Modern industrial robots were ushered onto manufacturing floors in 1961, when Unimate joined the General Motors workforce. Unimate was essentially a 4,000-pound arm attached to a giant steel drum and performed tasks that were both dangerous and boring for humans.
Now 50 years later, more technologically advanced robots are used for domestic purposes, as well as industrial. As consumers we buy something, a smartphone for instance, and we start using it. Do any of us think about the manufacturing process behind the product? Design engineers do. They must take the assembly of products into consideration during the design phase because once the product goes to manufacturing the costs of changing the design are substantial. Therefore, design engineers rely on guidelines such as Design for Manufacturing and Assembly (DFMA) for guidance when designing a product.
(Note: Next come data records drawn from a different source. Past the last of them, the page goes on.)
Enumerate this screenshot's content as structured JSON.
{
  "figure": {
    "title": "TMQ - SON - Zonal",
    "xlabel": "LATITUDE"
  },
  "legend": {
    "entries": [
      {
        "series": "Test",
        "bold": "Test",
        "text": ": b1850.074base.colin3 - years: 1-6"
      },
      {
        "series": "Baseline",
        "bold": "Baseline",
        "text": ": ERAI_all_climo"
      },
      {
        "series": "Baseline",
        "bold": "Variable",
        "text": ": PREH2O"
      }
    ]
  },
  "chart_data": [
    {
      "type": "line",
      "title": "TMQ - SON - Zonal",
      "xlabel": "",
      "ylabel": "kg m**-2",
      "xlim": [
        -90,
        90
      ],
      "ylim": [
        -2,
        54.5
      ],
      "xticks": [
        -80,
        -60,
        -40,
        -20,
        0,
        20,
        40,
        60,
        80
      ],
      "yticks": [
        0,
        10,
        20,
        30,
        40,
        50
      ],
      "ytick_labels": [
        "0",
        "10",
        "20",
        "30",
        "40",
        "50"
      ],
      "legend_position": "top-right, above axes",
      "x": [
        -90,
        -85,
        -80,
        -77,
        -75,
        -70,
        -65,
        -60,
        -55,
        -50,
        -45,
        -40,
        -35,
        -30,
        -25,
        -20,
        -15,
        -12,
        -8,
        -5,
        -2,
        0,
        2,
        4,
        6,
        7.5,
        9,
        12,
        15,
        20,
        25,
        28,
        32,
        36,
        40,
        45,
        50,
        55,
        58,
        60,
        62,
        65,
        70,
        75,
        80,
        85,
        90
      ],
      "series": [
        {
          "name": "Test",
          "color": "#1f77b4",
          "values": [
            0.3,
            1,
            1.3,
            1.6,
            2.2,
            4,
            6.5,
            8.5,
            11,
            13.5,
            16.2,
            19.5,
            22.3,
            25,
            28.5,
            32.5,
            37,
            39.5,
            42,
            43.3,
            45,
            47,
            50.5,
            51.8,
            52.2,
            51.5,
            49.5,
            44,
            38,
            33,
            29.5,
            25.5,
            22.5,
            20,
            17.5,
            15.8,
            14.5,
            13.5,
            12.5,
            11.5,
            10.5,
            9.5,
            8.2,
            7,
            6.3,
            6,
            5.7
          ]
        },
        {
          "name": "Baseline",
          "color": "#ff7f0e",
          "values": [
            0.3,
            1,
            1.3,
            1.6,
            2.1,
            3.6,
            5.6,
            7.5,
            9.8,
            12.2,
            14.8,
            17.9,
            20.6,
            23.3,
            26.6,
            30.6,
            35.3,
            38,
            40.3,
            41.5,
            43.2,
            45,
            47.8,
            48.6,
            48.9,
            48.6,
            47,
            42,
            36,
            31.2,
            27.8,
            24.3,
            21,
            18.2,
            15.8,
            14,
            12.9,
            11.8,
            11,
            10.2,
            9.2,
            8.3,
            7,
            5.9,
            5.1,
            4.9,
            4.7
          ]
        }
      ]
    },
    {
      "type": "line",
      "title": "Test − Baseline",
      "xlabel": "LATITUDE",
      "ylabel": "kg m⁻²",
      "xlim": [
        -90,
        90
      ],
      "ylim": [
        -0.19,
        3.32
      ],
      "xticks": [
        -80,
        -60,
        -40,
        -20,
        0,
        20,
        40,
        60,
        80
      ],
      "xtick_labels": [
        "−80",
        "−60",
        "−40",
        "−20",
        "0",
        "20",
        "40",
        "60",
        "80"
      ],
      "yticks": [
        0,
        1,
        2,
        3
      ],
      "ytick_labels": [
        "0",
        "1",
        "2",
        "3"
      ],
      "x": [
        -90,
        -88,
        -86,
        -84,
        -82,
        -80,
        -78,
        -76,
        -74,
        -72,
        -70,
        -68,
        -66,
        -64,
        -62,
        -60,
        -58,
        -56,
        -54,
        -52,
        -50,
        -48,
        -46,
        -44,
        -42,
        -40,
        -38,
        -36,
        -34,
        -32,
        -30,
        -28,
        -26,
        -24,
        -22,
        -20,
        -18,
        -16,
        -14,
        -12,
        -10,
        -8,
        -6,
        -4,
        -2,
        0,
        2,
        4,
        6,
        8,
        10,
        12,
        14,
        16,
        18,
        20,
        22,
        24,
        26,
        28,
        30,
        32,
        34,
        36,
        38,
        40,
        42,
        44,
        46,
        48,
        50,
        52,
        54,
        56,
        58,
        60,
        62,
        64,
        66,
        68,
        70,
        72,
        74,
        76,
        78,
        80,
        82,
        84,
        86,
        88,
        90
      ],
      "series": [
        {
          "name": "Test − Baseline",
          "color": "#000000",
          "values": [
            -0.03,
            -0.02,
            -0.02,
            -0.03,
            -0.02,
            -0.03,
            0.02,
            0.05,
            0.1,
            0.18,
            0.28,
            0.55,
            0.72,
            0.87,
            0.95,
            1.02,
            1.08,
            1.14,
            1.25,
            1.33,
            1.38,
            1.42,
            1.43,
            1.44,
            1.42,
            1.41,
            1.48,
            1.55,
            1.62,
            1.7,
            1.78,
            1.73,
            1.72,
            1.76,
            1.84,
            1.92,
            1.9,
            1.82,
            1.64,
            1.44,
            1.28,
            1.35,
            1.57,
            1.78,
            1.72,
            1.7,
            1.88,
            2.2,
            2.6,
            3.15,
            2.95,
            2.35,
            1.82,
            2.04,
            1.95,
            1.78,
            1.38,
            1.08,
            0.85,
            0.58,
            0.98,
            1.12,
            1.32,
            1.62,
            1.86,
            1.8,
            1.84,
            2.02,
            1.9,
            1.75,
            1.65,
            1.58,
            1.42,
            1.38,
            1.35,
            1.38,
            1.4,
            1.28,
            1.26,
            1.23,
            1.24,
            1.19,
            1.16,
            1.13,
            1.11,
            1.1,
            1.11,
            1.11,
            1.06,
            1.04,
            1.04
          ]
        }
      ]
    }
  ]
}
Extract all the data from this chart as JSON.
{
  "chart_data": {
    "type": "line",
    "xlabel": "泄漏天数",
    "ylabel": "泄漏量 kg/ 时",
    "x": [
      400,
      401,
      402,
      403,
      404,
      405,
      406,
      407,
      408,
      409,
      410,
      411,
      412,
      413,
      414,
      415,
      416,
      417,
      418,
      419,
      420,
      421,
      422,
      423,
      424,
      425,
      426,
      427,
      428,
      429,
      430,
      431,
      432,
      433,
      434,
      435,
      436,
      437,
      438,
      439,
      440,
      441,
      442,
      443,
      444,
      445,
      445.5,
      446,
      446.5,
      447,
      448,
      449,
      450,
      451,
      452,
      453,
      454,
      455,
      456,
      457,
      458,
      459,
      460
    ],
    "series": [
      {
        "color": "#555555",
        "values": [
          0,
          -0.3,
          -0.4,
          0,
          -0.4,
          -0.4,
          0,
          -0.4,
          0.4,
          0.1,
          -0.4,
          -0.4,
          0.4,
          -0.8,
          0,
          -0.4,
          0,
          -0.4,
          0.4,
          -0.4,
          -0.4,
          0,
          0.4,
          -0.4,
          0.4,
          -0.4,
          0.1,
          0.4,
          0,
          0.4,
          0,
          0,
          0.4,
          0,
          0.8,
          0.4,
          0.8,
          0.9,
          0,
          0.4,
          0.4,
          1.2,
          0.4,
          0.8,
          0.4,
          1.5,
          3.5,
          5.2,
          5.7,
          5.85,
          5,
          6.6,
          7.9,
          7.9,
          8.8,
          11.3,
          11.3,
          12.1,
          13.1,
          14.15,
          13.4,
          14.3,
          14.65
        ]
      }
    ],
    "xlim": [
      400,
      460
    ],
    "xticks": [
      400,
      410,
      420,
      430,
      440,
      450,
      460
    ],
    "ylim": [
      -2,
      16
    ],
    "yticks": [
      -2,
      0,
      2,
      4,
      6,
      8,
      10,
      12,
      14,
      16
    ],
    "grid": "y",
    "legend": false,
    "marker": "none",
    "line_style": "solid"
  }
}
But as the pace of automation increases and robots assist on the manufacturing floor, trying to have a robot assemble a product using manual guidelines is like trying to fit a square peg into a round hole and, until recently, no guidelines existed for Designing for Automated Assembly (DFAA).
Edward Sermanoukian, lead mechanical engineer in Jabil’s Value Engineering group, has written one of the first sets of guidelines for designing for automated assembly (DFAA). One interesting outcome of these guidelines is that products design for automated assembly can also be used for manual assembly but not the other way around.